The GMO genie is out of the bottle. A team of researchers scoured the North Dakota countryside for GM canola, finding transgenes in 80 percent of wild canola plants. This is perhaps the first time that GM plants have been IDed in the U.S. wild.
“We found herbicide resistant canola in roadsides, waste places, ball parks, grocery stores, gas stations and cemeteries,” the researchers reported at the Ecological Society of America conference.
What’s more? Researchers discovered that these canola plants had been cross-breeding with other plants. Two of the plants analyzed by researchers contained both transgenes to make them resistant to Monsanto’s RoundUp Ready and Bayer’s LibertyLink herbicides, meaning that they had cross-pollinated.
What would stop the plants, then, from cross pollinating with, say, organic crops? It has happened. A few years back, organic rice sourced from the southern United States had been contaminated by GM rice.
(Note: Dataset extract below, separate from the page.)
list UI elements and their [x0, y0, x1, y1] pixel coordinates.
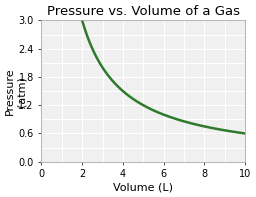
Title: Pressure vs. Volume of a Gas: Pressure vs. Volume of a Gas: [47, 5, 240, 18]
Y-axis label: Pressure
(atm): Pressure (atm): [5, 67, 26, 115]
X-axis label: Volume (L): Volume (L): [113, 182, 173, 192]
According to a BBC News report, U.S. “authorities” had suspected such “volunteers”—plants growing in the wild outside of cultivated fields—but they didn’t consider them a threat.
“Regulatory agencies in the U.S. have acknowledged that volunteer populations of GM, herbicide-resistant canola are expected to occur, as well as populations of inter-specific hybrids,” Alison Snow, a professor at Ohio State University who was not involved in the research, told BBC news.
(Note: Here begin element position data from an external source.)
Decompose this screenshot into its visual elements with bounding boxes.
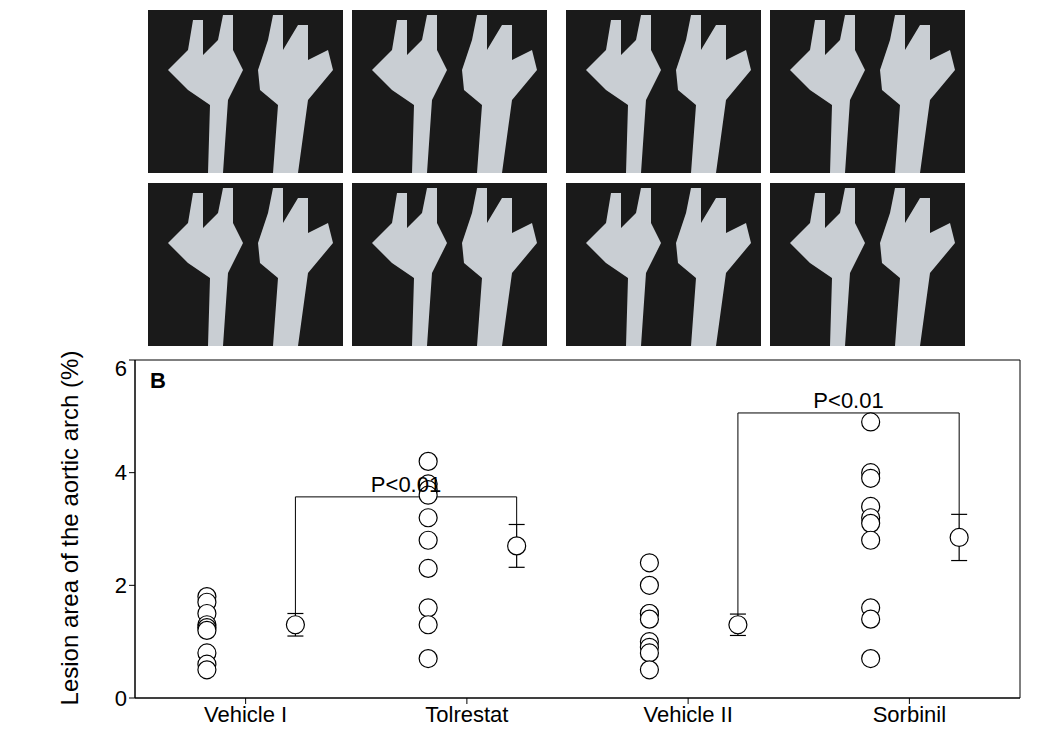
svg-text:Sorbinil: Sorbinil	[873, 702, 946, 727]
svg-text:Tolrestat: Tolrestat	[425, 702, 508, 727]
svg-text:P<0.01: P<0.01	[371, 472, 441, 497]
svg-text:Vehicle I: Vehicle I	[204, 702, 287, 727]
svg-text:P<0.01: P<0.01	[813, 388, 883, 413]
html-text:Lesion area of the aortic arch: Lesion area of the aortic arch (%)	[56, 350, 83, 706]
svg-text:2: 2	[115, 573, 127, 598]
svg-text:0: 0	[115, 686, 127, 711]
html-text:B: B	[150, 368, 166, 393]
svg-text:4: 4	[115, 460, 127, 485]
svg-text:6: 6	[115, 356, 127, 381]
svg-text:Vehicle II: Vehicle II	[643, 702, 732, 727]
Apparently, the U.S. policy is not to place a GM crop under any special regulations unless there is a difference between it and its conventional equivalent.
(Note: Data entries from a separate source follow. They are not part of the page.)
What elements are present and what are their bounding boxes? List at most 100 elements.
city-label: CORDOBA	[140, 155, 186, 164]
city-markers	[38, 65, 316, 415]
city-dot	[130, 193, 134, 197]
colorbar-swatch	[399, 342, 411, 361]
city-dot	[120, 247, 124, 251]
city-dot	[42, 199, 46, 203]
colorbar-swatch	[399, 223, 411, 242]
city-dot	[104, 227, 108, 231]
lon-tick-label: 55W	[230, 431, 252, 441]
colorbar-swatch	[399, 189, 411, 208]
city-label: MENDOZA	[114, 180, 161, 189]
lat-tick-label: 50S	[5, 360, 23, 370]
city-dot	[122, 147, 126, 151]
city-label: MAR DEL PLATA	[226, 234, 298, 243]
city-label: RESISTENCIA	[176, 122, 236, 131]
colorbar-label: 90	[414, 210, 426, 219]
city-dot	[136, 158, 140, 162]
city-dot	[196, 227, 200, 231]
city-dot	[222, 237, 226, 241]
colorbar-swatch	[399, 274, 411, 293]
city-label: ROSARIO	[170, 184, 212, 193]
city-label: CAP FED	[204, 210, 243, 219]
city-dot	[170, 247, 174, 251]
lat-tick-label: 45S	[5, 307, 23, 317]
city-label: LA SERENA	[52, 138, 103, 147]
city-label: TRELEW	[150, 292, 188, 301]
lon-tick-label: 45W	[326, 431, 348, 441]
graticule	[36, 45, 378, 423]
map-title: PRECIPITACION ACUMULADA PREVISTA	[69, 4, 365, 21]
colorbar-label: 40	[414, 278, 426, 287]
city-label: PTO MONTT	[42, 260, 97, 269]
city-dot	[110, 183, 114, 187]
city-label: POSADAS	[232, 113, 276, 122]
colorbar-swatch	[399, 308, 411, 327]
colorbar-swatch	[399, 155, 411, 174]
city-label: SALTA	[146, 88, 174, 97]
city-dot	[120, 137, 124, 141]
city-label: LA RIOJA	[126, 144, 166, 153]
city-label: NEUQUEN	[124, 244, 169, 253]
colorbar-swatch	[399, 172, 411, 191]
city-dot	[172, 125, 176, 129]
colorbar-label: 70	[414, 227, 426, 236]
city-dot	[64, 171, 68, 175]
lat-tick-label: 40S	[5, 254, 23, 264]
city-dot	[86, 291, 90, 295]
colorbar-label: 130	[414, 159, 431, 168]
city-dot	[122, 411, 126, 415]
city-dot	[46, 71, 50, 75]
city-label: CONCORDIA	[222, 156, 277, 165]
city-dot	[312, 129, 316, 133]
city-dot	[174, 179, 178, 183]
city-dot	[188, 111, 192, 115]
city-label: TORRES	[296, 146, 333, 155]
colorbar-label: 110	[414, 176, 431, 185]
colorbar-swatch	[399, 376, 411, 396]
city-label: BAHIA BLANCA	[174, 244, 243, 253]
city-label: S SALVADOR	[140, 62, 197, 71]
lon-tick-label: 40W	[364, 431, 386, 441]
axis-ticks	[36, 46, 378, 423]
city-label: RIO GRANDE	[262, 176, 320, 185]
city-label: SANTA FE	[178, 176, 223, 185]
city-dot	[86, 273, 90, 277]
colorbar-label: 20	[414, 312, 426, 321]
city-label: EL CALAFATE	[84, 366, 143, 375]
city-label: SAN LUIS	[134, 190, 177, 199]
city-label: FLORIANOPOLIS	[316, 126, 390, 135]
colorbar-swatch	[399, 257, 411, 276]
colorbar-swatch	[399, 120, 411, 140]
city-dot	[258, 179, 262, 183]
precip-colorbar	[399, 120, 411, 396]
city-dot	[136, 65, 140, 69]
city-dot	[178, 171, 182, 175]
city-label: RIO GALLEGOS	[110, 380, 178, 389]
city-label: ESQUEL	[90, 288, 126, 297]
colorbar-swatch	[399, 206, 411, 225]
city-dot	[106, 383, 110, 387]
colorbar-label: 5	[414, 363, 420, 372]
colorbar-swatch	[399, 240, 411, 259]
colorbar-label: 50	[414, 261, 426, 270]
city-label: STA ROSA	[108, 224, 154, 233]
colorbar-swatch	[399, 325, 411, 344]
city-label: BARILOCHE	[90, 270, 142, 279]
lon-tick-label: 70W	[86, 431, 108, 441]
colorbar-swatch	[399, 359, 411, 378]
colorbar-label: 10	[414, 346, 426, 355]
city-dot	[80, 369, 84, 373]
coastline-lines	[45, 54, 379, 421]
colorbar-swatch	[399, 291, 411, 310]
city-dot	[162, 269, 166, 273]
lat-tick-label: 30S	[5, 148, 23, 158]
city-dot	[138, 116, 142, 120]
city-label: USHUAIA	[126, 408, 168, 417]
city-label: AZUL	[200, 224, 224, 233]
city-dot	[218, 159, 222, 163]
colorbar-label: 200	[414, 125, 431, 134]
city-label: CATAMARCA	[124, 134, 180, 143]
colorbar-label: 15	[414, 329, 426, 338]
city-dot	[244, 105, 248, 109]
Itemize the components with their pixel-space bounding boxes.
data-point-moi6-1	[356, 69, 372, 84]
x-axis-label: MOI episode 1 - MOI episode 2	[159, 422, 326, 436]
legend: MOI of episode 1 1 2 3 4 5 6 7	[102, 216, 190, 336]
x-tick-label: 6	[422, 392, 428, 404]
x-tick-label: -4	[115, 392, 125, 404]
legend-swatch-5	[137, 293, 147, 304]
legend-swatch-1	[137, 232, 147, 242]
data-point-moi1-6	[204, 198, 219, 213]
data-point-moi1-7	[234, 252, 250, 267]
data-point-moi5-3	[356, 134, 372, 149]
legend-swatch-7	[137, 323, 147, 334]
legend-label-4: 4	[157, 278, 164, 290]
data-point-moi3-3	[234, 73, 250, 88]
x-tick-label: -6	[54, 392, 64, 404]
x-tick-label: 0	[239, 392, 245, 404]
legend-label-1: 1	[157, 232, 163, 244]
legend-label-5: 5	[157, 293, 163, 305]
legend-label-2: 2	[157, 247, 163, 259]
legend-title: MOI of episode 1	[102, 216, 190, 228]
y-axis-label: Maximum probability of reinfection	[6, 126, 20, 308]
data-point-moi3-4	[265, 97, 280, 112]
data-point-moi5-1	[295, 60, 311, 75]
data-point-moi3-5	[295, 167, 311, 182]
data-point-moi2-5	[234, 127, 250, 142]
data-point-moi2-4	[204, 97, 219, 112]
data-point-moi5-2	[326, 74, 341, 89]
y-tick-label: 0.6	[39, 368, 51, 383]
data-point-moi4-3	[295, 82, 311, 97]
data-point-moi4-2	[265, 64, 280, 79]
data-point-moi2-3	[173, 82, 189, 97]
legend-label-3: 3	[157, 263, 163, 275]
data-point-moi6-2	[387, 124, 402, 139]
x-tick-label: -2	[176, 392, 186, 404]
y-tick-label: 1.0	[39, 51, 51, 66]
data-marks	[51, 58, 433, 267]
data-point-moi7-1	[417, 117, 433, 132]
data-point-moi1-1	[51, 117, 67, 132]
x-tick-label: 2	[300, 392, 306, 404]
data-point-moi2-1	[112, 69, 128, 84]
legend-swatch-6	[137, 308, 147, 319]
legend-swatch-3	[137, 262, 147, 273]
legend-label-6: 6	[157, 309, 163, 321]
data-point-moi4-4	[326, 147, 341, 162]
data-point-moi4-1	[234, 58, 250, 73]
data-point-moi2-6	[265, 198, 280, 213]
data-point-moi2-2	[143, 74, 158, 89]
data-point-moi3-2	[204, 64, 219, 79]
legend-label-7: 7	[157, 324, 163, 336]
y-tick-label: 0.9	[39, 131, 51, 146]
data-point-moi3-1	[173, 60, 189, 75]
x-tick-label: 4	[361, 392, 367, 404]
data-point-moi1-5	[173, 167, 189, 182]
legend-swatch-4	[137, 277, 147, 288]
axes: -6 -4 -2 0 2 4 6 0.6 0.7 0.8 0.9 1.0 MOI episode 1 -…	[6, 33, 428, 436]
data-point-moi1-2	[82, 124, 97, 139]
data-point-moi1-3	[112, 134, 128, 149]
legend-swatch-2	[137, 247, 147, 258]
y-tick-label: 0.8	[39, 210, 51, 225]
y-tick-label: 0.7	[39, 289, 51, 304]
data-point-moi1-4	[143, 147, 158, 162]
Some potential differences: The GM plants’ very resistance to herbicides like Monsanto’s RoundUp Ready and Bayer’s LibertyLink and/or their ability to cross-breed with weeds would make these GM plants difficult to manage when they escape into the wild.
Will consumers soon lose their ability to choose GMO-free food? How do we put the genie back in the bottle?
Choice may be important for human health. Besides the concern with outcrossing—the movement of genes from GM plants to conventional crops and wild species—GMO critics and I worry whether the GM crops could cause allergies and whether the genes could transfer into body cells.
I just want a choice. Is that too much to ask?